La première touche à la diversification de la société. Tout au long des siècles, la France a accueilli des
immigrés en grand nombre, qu’elle a régulièrement assimilés. Depuis quelques décennies, elle apparaît
plus diverse et nous cherchons à concilier unité et diversité ou pour reprendre une formule de Madame
Sotomayor, à résoudre la tension entre le « melting pot » et le « salad bowl ».
La deuxième raison tient aux développements tout récents en France du contrôle de la constitutionnalité
des lois. A l’époque où Tocqueville écrivait De la démocratie en Amérique, les États-Unis étaient le seul
pays au monde à le pratiquer. Depuis la Seconde guerre mondiale, il s’est répandu sous des formes
diverses et, aujourd’hui, la plupart des États européens ont créé des cours constitutionnelles. Chez
nous, entre en vigueur cette année une réforme radicale de la Constitution, qui permet pour la première
fois à chaque citoyen de soulever une question de constitutionnalité et qui accroît considérablement les
pouvoirs du Conseil constitutionnel. Nous avons donc beaucoup à apprendre de la manière subtile dont
Madame Sotomayor affronte le problème du rapport entre application et création du droit ou encore la
difficulté de concilier empathie et impartialité.

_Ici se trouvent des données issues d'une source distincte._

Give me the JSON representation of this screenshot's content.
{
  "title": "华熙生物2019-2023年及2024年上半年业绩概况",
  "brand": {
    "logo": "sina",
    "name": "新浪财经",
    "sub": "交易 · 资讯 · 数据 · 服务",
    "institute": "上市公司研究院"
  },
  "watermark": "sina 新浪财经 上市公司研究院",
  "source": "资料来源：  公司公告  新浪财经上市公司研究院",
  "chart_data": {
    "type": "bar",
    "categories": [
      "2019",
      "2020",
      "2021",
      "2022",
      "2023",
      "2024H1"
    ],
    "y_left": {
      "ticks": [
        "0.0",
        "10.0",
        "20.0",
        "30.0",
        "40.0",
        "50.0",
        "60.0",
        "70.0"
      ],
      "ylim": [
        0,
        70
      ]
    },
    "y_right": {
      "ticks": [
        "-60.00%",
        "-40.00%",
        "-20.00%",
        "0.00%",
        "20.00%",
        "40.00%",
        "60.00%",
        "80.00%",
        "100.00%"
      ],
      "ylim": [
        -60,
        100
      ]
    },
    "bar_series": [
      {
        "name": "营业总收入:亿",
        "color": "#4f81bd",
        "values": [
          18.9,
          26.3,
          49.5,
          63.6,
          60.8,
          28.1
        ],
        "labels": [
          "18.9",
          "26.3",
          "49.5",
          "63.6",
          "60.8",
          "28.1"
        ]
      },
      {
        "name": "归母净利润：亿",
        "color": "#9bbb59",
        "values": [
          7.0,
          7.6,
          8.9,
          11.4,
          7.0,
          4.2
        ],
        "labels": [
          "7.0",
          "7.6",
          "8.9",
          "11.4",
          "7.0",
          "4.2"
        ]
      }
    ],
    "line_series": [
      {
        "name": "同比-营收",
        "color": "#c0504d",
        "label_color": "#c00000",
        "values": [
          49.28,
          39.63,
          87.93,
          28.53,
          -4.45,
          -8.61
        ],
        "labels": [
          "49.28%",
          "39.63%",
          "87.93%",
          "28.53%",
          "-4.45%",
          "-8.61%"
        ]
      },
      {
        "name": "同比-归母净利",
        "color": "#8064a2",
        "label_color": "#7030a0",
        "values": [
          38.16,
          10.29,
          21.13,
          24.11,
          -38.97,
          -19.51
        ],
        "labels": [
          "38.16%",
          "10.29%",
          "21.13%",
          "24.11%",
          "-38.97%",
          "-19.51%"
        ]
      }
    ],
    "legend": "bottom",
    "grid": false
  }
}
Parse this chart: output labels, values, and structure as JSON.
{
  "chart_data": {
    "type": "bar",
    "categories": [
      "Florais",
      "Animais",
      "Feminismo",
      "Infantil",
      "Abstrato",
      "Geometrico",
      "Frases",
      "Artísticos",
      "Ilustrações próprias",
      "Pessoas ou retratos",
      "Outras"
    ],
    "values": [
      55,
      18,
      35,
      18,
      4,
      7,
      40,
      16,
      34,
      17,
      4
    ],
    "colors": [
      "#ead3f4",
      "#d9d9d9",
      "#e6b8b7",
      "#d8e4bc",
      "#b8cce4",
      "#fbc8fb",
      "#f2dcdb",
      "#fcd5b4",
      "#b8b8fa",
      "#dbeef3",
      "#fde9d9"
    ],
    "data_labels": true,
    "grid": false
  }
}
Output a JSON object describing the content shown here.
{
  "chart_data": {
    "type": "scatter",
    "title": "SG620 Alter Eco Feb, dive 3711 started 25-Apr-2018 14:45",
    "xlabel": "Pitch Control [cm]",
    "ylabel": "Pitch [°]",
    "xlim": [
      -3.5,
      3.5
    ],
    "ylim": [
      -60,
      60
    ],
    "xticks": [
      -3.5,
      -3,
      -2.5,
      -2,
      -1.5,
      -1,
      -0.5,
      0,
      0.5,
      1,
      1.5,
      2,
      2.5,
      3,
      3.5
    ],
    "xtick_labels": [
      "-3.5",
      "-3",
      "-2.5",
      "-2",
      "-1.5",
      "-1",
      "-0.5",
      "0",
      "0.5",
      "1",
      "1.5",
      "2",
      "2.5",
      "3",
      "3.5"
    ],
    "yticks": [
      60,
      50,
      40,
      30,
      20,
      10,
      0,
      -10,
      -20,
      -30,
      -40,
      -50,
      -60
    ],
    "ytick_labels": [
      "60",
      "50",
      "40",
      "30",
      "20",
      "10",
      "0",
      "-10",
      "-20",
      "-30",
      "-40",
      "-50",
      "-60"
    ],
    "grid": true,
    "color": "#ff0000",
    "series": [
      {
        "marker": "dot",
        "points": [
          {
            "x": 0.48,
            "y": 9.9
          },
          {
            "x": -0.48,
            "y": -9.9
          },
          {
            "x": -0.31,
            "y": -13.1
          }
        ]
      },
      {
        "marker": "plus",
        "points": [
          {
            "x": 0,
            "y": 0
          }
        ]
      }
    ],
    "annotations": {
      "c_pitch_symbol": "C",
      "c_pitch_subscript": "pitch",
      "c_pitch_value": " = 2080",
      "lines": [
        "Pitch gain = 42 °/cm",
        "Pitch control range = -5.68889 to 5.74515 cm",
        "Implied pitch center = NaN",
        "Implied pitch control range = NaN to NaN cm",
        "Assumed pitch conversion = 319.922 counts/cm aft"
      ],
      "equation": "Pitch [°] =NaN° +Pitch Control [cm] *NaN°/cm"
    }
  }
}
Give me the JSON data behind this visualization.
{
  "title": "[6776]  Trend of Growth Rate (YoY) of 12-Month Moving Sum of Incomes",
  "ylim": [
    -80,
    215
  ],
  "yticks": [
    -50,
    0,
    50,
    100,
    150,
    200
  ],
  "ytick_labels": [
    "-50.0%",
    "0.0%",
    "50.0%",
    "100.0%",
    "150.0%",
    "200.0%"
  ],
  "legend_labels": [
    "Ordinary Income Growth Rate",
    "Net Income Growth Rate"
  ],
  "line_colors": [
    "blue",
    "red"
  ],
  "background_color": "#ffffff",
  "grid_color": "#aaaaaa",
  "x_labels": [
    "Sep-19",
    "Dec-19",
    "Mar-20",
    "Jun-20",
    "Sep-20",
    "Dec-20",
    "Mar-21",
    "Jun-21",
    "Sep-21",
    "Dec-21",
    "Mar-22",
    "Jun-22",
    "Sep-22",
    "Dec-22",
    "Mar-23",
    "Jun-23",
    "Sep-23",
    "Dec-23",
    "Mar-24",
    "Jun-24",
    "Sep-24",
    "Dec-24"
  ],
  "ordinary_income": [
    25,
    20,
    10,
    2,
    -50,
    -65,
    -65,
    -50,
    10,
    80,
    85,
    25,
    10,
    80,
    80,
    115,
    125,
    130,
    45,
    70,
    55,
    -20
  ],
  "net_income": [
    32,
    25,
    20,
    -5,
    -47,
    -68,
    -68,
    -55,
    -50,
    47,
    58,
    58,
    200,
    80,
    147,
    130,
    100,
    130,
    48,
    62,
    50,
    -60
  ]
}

Dans la ville de Valparaiso au Chili, la plus belle place s’appelle Sotomayor. Ce que cette place a de
remarquable n’est pas tant qu’elle est la plus belle, mais que c’est par elle qu’on passe pour accéder à
une autre place, située un peu plus haut et qui s’appelle, elle, Plaza Justicia.
L’université de Paris Ouest est fière de pouvoir, aujourd’hui, honorer une femme dont la personnalité et
l’action représentent si bien cette quête permanente de la justice, une femme d’exception, « an inspiring
woman ».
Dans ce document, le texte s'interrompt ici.